A reportagem é de Fran Otero, publicada por Alfa & Omega, 02-12-2021. A tradução é de Wagner Fernandes de Azevedo.
A crise migratória voltou a Calais, na França. Na semana passada, a morte de 27 migrantes, quando tentavam cruzar o Canal da Mancha para o Reino Unido, tornou-se o ápice de uma situação que vem de muito tempo e que nos últimos tempos esteve marcada pelo aumento de migrantes na zona e pela política restritiva do governo francês, com os olhos postos nas eleições presidenciais de 10 de abril.

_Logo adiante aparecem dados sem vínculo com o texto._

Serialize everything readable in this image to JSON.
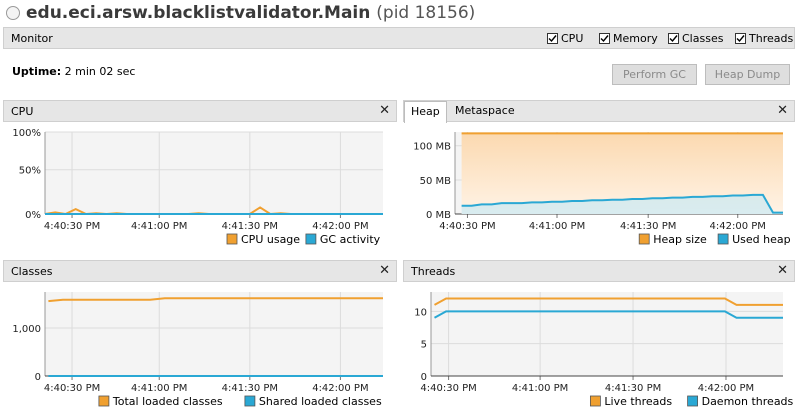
{
  "window": {
    "title": "edu.eci.arsw.blacklistvalidator.Main",
    "pid": "(pid 18156)"
  },
  "monitor": {
    "label": "Monitor",
    "checkboxes": [
      {
        "label": "CPU",
        "checked": true
      },
      {
        "label": "Memory",
        "checked": true
      },
      {
        "label": "Classes",
        "checked": true
      },
      {
        "label": "Threads",
        "checked": true
      }
    ]
  },
  "uptime": {
    "label": "Uptime:",
    "value": "2 min 02 sec"
  },
  "buttons": {
    "perform_gc": "Perform GC",
    "heap_dump": "Heap Dump"
  },
  "colors": {
    "orange": "#f0a030",
    "blue": "#2aa8d4",
    "heap_fill": "#fbd9b0"
  },
  "icons": {
    "app": "app-icon",
    "close": "close-icon",
    "checkbox": "checkbox-checked-icon"
  },
  "panels": {
    "cpu": {
      "title": "CPU",
      "close": "✕",
      "chart_data": {
        "type": "line",
        "ylim": [
          0,
          100
        ],
        "yticks": [
          "100%",
          "50%",
          "0%"
        ],
        "xticks": [
          "4:40:30 PM",
          "4:41:00 PM",
          "4:41:30 PM",
          "4:42:00 PM"
        ],
        "series": [
          {
            "name": "CPU usage",
            "values": [
              0,
              2,
              0,
              6,
              0,
              1,
              0,
              1,
              0,
              0,
              0,
              0,
              0,
              0,
              0,
              1,
              0,
              0,
              0,
              0,
              0,
              8,
              0,
              1,
              0,
              0,
              0,
              0,
              0,
              0,
              0,
              0,
              0,
              0
            ]
          },
          {
            "name": "GC activity",
            "values": [
              0,
              0,
              0,
              0,
              0,
              0,
              0,
              0,
              0,
              0,
              0,
              0,
              0,
              0,
              0,
              0,
              0,
              0,
              0,
              0,
              0,
              0,
              0,
              0,
              0,
              0,
              0,
              0,
              0,
              0,
              0,
              0,
              0,
              0
            ]
          }
        ]
      }
    },
    "heap": {
      "tabs": [
        "Heap",
        "Metaspace"
      ],
      "close": "✕",
      "chart_data": {
        "type": "area",
        "ylim": [
          0,
          120
        ],
        "yticks": [
          "100 MB",
          "50 MB",
          "0 MB"
        ],
        "xticks": [
          "4:40:30 PM",
          "4:41:00 PM",
          "4:41:30 PM",
          "4:42:00 PM"
        ],
        "series": [
          {
            "name": "Heap size",
            "values": [
              118,
              118,
              118,
              118,
              118,
              118,
              118,
              118,
              118,
              118,
              118,
              118,
              118,
              118,
              118,
              118,
              118,
              118,
              118,
              118,
              118,
              118,
              118,
              118,
              118,
              118,
              118,
              118,
              118,
              118,
              118,
              118,
              118
            ]
          },
          {
            "name": "Used heap",
            "values": [
              12,
              12,
              14,
              14,
              16,
              16,
              16,
              17,
              17,
              18,
              18,
              19,
              19,
              20,
              20,
              21,
              21,
              22,
              22,
              23,
              23,
              24,
              24,
              25,
              25,
              26,
              26,
              27,
              27,
              28,
              28,
              2,
              2
            ]
          }
        ]
      }
    },
    "classes": {
      "title": "Classes",
      "close": "✕",
      "chart_data": {
        "type": "line",
        "ylim": [
          0,
          1750
        ],
        "yticks": [
          "1,000",
          "0"
        ],
        "xticks": [
          "4:40:30 PM",
          "4:41:00 PM",
          "4:41:30 PM",
          "4:42:00 PM"
        ],
        "series": [
          {
            "name": "Total loaded classes",
            "values": [
              1560,
              1590,
              1590,
              1590,
              1590,
              1590,
              1590,
              1590,
              1620,
              1620,
              1620,
              1620,
              1620,
              1620,
              1620,
              1620,
              1620,
              1620,
              1620,
              1620,
              1620,
              1620,
              1620,
              1620
            ]
          },
          {
            "name": "Shared loaded classes",
            "values": [
              0,
              0,
              0,
              0,
              0,
              0,
              0,
              0,
              0,
              0,
              0,
              0,
              0,
              0,
              0,
              0,
              0,
              0,
              0,
              0,
              0,
              0,
              0,
              0
            ]
          }
        ]
      }
    },
    "threads": {
      "title": "Threads",
      "close": "✕",
      "chart_data": {
        "type": "line",
        "ylim": [
          0,
          13
        ],
        "yticks": [
          "10",
          "5",
          "0"
        ],
        "xticks": [
          "4:40:30 PM",
          "4:41:00 PM",
          "4:41:30 PM",
          "4:42:00 PM"
        ],
        "series": [
          {
            "name": "Live threads",
            "values": [
              11,
              12,
              12,
              12,
              12,
              12,
              12,
              12,
              12,
              12,
              12,
              12,
              12,
              12,
              12,
              12,
              12,
              12,
              12,
              12,
              12,
              12,
              12,
              12,
              12,
              12,
              11,
              11,
              11,
              11,
              11
            ]
          },
          {
            "name": "Daemon threads",
            "values": [
              9,
              10,
              10,
              10,
              10,
              10,
              10,
              10,
              10,
              10,
              10,
              10,
              10,
              10,
              10,
              10,
              10,
              10,
              10,
              10,
              10,
              10,
              10,
              10,
              10,
              10,
              9,
              9,
              9,
              9,
              9
            ]
          }
        ]
      }
    }
  }
}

Há exato um mês, Philippe Demeestère, jesuíta de 72 anos, terminava uma greve de fome de 25 dias na paróquia de São Pedro. Buscava forçar o governo a parar com as expulsões dos acampamentos no litoral e o tratamento degradante da Polícia, que quer evitar a formação de assentamentos como o da Selva, desmantelado em 2016 e que abrigava milhares de pessoas.
“A cada dois dias, os migrantes são obrigados a sair dos acampamentos. Depois os deixam voltar. Nas barracas em que não há ninguém – por seus ocupantes terem ido carregar o telefone, ou buscar comida ou banho – são retiradas e destruídas com os pertences”, explica Demeestère a Alfa & Omega.
Sua greve não teve os efeitos políticos desejados, ainda que sim levou o foco midiático à zona. Diz que “é preciso ser mais combativo” e “seguir defendendo os migrantes”, e crê que as decisões a curto prazo passam por parar as expulsões durante o inverno e por uma reflexão conjunta de todos os atores implicado na situação. “É uma vergonha que se tolere esse tratamento desumano. O governo se comporta de maneira indigna”, acrescenta.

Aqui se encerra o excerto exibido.